For myself, this is a zero-tolerance situation. My intake form states clearly that any attempted inappropriate interaction, be it verbal or by action, will absolutely result in immediate termination of the session and the therapist/client relationship. Years ago I had to deal with a similar scenario and due to inexperience and shock it became an uncomfortable incident where I had to involve the police and get a restraining order. I learned a valuable lesson, which is to be clear, strong, and deal with such problems immediately and without hestitation. If you don't prevent it or put a stop to it at the moment it begins to develop, your hesitation will be interpreted that you are tempted and are thinking about it, not that you are so surprized you don't know what to say. The time you take struggling with yourself, trying to decide if you understood what they just said, or if they were just kidding, or if you are hoping to think of a way to resolve it without losing a client - is all the time they need to think you really do want to participate. If you don't have it firmly worked out for yourself in your own mind as to how you will respond, you could end up in situations that are not just uncomfortable, but dangerous.

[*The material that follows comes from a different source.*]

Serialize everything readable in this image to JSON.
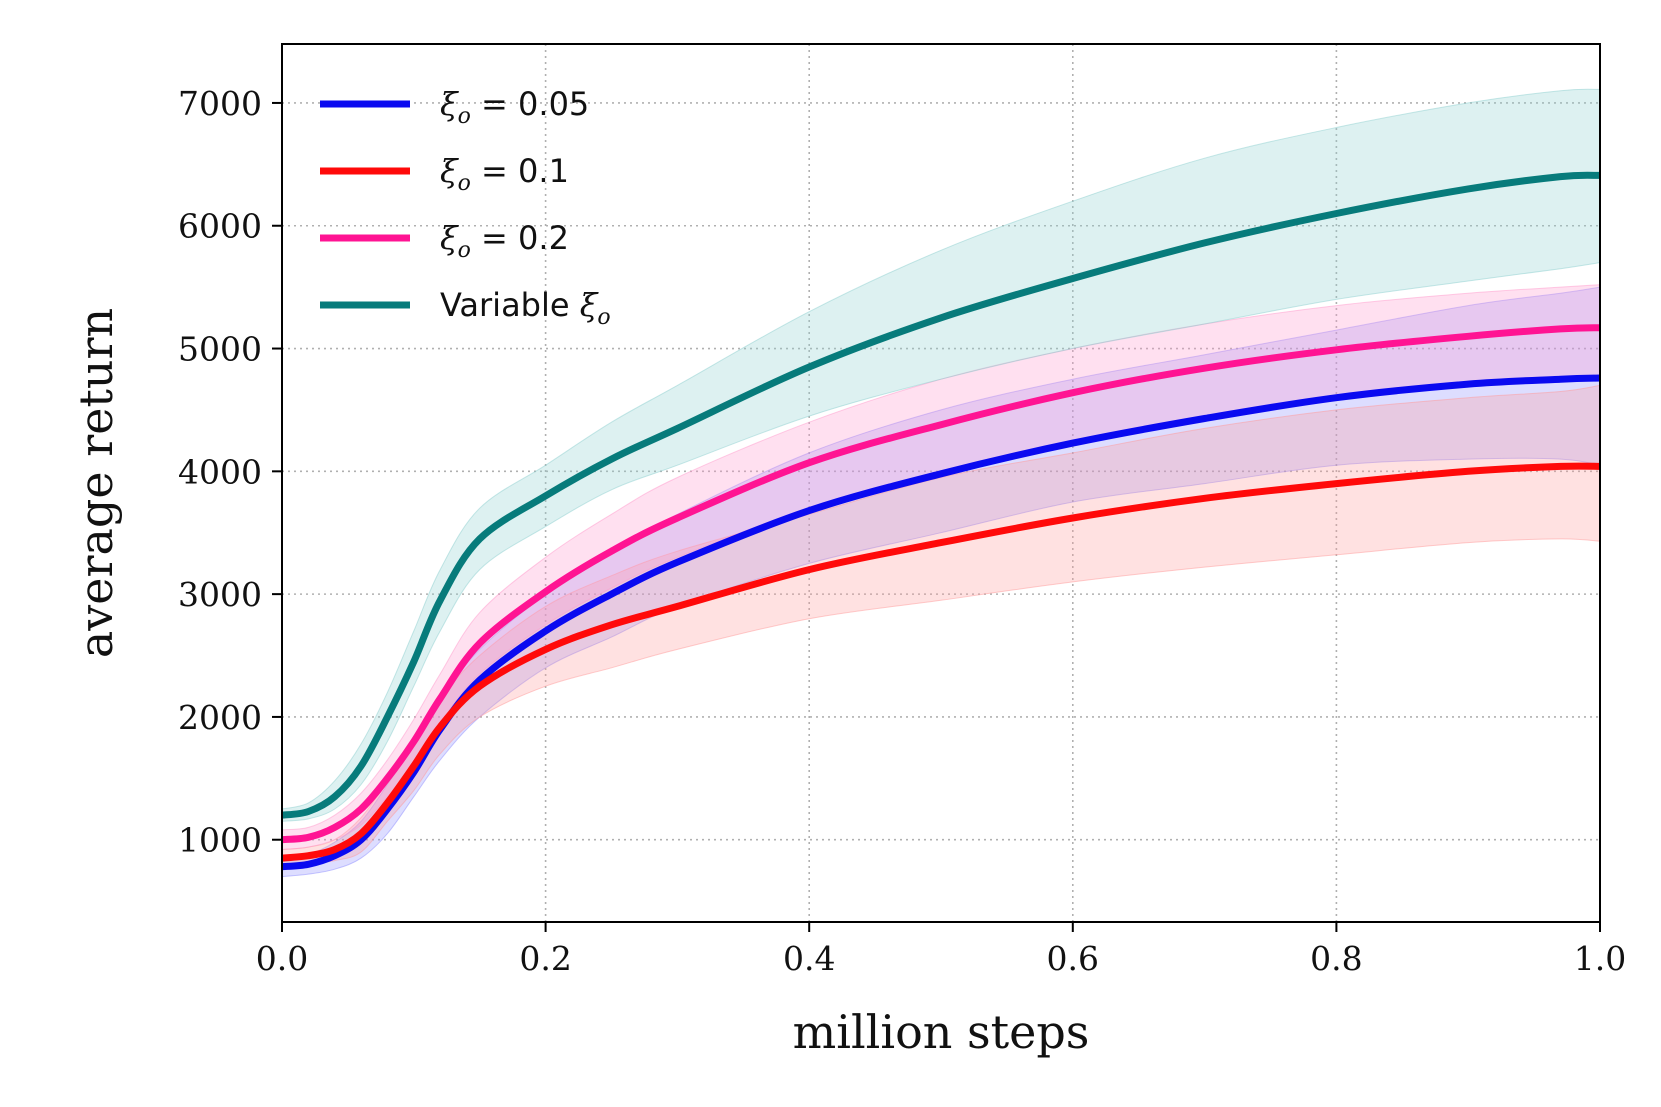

Yes, Therese, I am referring to the gender difference in how it is dealt both from client and therapist's viewpoint. I think it may be related to the dating game we learn as children. Men learn to take a chance at being turned down by a woman they want to go out with. We learn it is ok to ask or you have no chance. Ask and you may be rejected. Try again if you think there is still a chance. But if the no is clear that's that and it is done with no other repercussion. I also doubt that a person asking for "extras" on anyway thinks of it as a reflection on a Therapists professionalism, only their (the client) need/desire.

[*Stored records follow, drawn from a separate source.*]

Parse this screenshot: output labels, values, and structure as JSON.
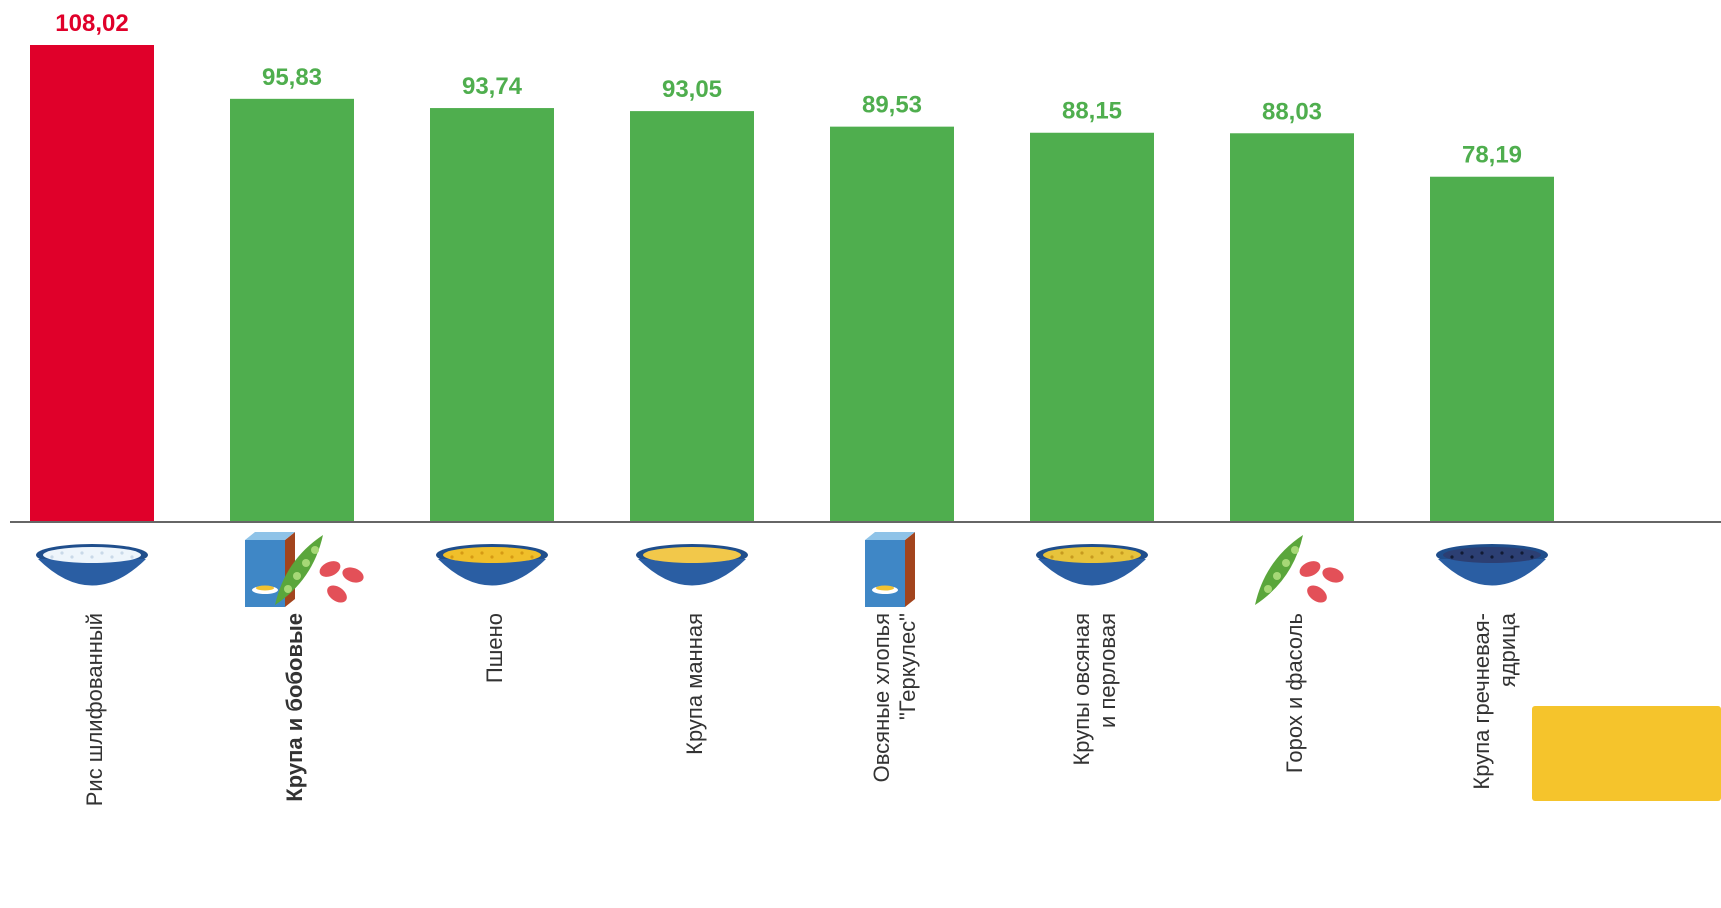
{
  "chart_data": {
    "type": "bar",
    "categories": [
      "Рис шлифованный",
      "Крупа и бобовые",
      "Пшено",
      "Крупа манная",
      "Овсяные хлопья \"Геркулес\"",
      "Крупы овсяная и перловая",
      "Горох и фасоль",
      "Крупа гречневая-ядрица"
    ],
    "category_lines": [
      [
        "Рис шлифованный"
      ],
      [
        "Крупа и бобовые"
      ],
      [
        "Пшено"
      ],
      [
        "Крупа манная"
      ],
      [
        "Овсяные хлопья",
        "\"Геркулес\""
      ],
      [
        "Крупы овсяная",
        "и перловая"
      ],
      [
        "Горох и фасоль"
      ],
      [
        "Крупа гречневая-",
        "ядрица"
      ]
    ],
    "category_bold": [
      false,
      true,
      false,
      false,
      false,
      false,
      false,
      false
    ],
    "icons": [
      "rice-bowl-icon",
      "cereal-box-beans-icon",
      "millet-bowl-icon",
      "semolina-bowl-icon",
      "oat-flakes-box-icon",
      "oat-barley-bowl-icon",
      "pea-pod-beans-icon",
      "buckwheat-bowl-icon"
    ],
    "values": [
      108.02,
      95.83,
      93.74,
      93.05,
      89.53,
      88.15,
      88.03,
      78.19
    ],
    "value_labels": [
      "108,02",
      "95,83",
      "93,74",
      "93,05",
      "89,53",
      "88,15",
      "88,03",
      "78,19"
    ],
    "highlight_index": 0,
    "colors": {
      "highlight": "#e0002a",
      "default": "#4fae4e",
      "axis": "#666666"
    },
    "title": "",
    "xlabel": "",
    "ylabel": "",
    "ylim": [
      0,
      108.02
    ],
    "grid": false,
    "legend": "none"
  }
}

The other day two men were talking in front of our door for about 3 minutes. They were reading everything on our front window and looking in at us. One asked the other if he had used a neti pot (they were peering through at our display of neti pots for sale). They actively were looking us over. Finally one says to the other, do you want a happy ending? The other replied no I just want a good massage today. They turned and walked away to check out a place across the street. one wanted what they figured we don't supply from the look of the place and the clients (men, women, families coming and going. open front visible doors to the therapy rooms) and went on to seek what both wanted. Kind of like two people going to lunch. One wants a Burger and one wants Soup. They settle on a place that does both. I am looking at it matter of factly without judgement. Do not read this as saying I think MTs should go beyond scope of practice, because I don't.


Therese Schwartz said:

Erica, I'm glad you have that on your intake form.  That in and of itself is enough to "fire" him as a client, because he knowingly disregarded a contract between you.  And yes, asking if he can get his back massaged after your email is a problem - either lack of respect or desperation, both of which are a big issue.

The gender issue - I think (Daniel, correct me if I'm wrong) that Daniel is referring to the way men vs. women handle difficult situations, not necessarily whether the client is male or female.  Men tend to keep things simple and straightforward while we women tend to tie ourselves in knots!

On the note of turning away clients, I did that just a couple of weeks ago.  She cancelled several times at the last minute, and the no show and not returning my calls was the last straw.  I sent her a very professional email and she replied positively and professionally as well.